さてお待ちかねの実際のサラウンド音響だが、試聴には例によって「スターウォーズ エピソード1」と「ファインディング・ニモ」を使用。半信半疑でアタマにヘッドフォンを装着すると、エピソード1のポッドレースでは意外にも音の移動感がしっかりと出ているのに驚いた。また、ファインディング・ニモの水に包まれるような独特なサウンドの表現も十分健闘している。
そして何より楽しかったのが、バイブレーション機能。ヘッドフォンでは腹の底に響くような重低音などいくら頑張ってもムリなのだが、このシアター5.1chヘッドフォンは、サブウーファーの出力に合わせてハウジング部をビリビリと振動させる機能を装備しており、これが従来のサラウンドヘッドフォンにない魅力を作り出しているのだ。大音量が続くと、振動で耳がかゆくなってくるのはご愛嬌だ。
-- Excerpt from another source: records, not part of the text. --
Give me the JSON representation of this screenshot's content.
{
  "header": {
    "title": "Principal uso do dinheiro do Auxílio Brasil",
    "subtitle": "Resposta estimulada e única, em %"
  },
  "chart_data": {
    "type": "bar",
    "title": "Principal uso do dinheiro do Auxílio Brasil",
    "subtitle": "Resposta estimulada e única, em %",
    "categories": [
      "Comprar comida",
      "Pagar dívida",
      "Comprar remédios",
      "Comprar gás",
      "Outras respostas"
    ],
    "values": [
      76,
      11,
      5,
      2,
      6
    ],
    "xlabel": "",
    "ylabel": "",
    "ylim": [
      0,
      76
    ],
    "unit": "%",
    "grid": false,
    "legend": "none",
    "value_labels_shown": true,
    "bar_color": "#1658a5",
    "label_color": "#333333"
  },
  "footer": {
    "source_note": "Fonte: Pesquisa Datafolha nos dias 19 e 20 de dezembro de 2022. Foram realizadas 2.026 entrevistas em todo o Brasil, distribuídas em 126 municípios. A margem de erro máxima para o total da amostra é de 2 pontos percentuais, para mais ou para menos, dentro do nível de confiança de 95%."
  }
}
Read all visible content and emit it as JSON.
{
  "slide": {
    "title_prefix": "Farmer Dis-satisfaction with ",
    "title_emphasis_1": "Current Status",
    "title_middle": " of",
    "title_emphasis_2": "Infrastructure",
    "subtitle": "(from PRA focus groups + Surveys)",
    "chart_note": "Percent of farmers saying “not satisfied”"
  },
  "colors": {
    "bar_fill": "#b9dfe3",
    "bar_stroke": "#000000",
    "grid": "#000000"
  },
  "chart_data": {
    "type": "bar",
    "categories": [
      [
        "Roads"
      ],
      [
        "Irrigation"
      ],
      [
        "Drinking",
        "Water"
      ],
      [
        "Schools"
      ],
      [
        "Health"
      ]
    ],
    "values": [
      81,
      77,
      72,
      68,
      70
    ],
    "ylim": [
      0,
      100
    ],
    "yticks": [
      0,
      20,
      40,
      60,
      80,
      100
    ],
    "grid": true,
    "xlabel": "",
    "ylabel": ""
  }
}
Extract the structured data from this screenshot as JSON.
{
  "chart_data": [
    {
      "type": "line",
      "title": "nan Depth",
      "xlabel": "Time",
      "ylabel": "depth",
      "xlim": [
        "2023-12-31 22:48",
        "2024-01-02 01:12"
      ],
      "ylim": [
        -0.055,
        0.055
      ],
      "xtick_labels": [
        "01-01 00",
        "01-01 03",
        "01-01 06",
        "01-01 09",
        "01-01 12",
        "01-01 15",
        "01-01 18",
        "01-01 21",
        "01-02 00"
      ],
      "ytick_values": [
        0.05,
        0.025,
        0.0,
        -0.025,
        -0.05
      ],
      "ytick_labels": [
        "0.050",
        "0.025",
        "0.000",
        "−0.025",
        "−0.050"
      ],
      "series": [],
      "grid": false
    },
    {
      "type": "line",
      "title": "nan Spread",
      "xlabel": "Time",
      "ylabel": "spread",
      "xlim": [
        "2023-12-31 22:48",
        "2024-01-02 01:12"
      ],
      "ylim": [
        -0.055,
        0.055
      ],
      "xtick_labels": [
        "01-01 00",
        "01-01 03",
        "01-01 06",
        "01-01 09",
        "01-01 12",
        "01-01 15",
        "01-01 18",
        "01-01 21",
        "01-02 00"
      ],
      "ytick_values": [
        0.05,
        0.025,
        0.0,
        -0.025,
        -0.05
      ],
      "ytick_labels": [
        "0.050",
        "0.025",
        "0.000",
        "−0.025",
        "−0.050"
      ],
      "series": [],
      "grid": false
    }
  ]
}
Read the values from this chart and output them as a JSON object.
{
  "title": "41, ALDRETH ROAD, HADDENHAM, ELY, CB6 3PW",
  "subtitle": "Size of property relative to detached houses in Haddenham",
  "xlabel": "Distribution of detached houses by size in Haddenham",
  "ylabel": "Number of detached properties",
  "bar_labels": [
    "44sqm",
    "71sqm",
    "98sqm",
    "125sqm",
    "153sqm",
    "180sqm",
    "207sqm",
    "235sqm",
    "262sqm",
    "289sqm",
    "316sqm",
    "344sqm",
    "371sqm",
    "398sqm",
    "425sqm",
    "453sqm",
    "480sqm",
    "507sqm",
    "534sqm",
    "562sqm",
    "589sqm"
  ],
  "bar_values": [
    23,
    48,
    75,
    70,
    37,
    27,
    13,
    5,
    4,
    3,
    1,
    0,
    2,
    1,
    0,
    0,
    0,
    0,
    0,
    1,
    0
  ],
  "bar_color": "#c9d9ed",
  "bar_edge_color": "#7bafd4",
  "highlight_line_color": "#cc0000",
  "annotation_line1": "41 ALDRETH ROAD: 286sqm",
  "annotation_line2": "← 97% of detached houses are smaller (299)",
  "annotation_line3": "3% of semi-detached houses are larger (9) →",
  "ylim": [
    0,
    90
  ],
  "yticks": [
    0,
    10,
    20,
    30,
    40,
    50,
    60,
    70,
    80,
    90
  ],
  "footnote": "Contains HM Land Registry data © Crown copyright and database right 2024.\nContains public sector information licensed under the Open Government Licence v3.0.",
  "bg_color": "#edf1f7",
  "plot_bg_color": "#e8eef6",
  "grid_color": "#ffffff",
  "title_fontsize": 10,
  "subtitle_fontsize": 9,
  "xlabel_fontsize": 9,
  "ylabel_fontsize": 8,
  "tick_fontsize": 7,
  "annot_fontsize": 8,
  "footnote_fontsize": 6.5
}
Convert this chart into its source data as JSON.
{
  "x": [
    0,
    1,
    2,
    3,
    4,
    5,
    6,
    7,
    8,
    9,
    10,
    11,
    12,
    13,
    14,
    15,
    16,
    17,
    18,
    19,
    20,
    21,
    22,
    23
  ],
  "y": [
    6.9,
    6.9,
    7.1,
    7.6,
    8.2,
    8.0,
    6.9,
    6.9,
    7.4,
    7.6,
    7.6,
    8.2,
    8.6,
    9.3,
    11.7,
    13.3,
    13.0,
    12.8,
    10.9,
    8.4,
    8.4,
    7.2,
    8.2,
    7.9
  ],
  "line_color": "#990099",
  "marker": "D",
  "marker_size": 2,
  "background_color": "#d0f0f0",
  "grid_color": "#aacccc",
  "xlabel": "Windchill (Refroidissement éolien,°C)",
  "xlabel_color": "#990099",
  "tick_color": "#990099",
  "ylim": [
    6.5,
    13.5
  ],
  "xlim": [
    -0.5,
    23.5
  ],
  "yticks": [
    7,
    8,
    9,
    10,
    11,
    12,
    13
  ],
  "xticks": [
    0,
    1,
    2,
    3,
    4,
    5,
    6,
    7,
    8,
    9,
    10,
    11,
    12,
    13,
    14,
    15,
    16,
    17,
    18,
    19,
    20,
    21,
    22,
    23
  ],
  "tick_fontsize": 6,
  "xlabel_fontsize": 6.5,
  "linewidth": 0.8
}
だがやはり各スピーカーが密集しているためか、想像した通りリアのサラウンド感が希薄で、前から後ろに抜けていくようなサウンドではかなり物足りなさを感じた。それよりも気になったのが、各チャンネルの音量のバランスの悪さ。なんとかできないものかとケーブルをふと見ると、ボリュームスイッチがあるではないか。
しかもフロント/リア/センター/バイブレーション(サブウーファー)と、各チャンネルごとに音量が設定できるようになっている。そして、この調節機能が意外とツボにはまったのだ。
例えば、爆発のシーンなどに耳をビリビリさせたいときは、バイブレーションを上げることで音量を増やさずに爆発感を満喫できる。またセンターの音量をぐっと絞ることで、セリフが目立たなくなり周囲の音の雰囲気がぐんと浮き上がってくる。もちろん、センターを上げて他を絞ることで騒音が大きくて聴き取りづらかったセリフを聴きやすくすることも可能だ。
AVアンプやDVDプレーヤーの設定をいじらなくても、手元で気軽に各チャンネルのパワーをコントロールできるのがこんなに面白いものだとは思わなかった。見慣れた映画でも、このシアター5.1chヘッドフォンを使うことで新たな発見がありそうだ。
お手頃価格ゆえに全体のチープさは否めず、長時間使用すると少々疲れが残るのは確かだが、従来のサラウンドヘッドフォンにない魅力が溢れているのも事実。「AV専門メーカーが本気になって作ったら意外と受けるのでは」と、秋の夜長に耳をビリビリさせながら、ふと思いをめぐらした。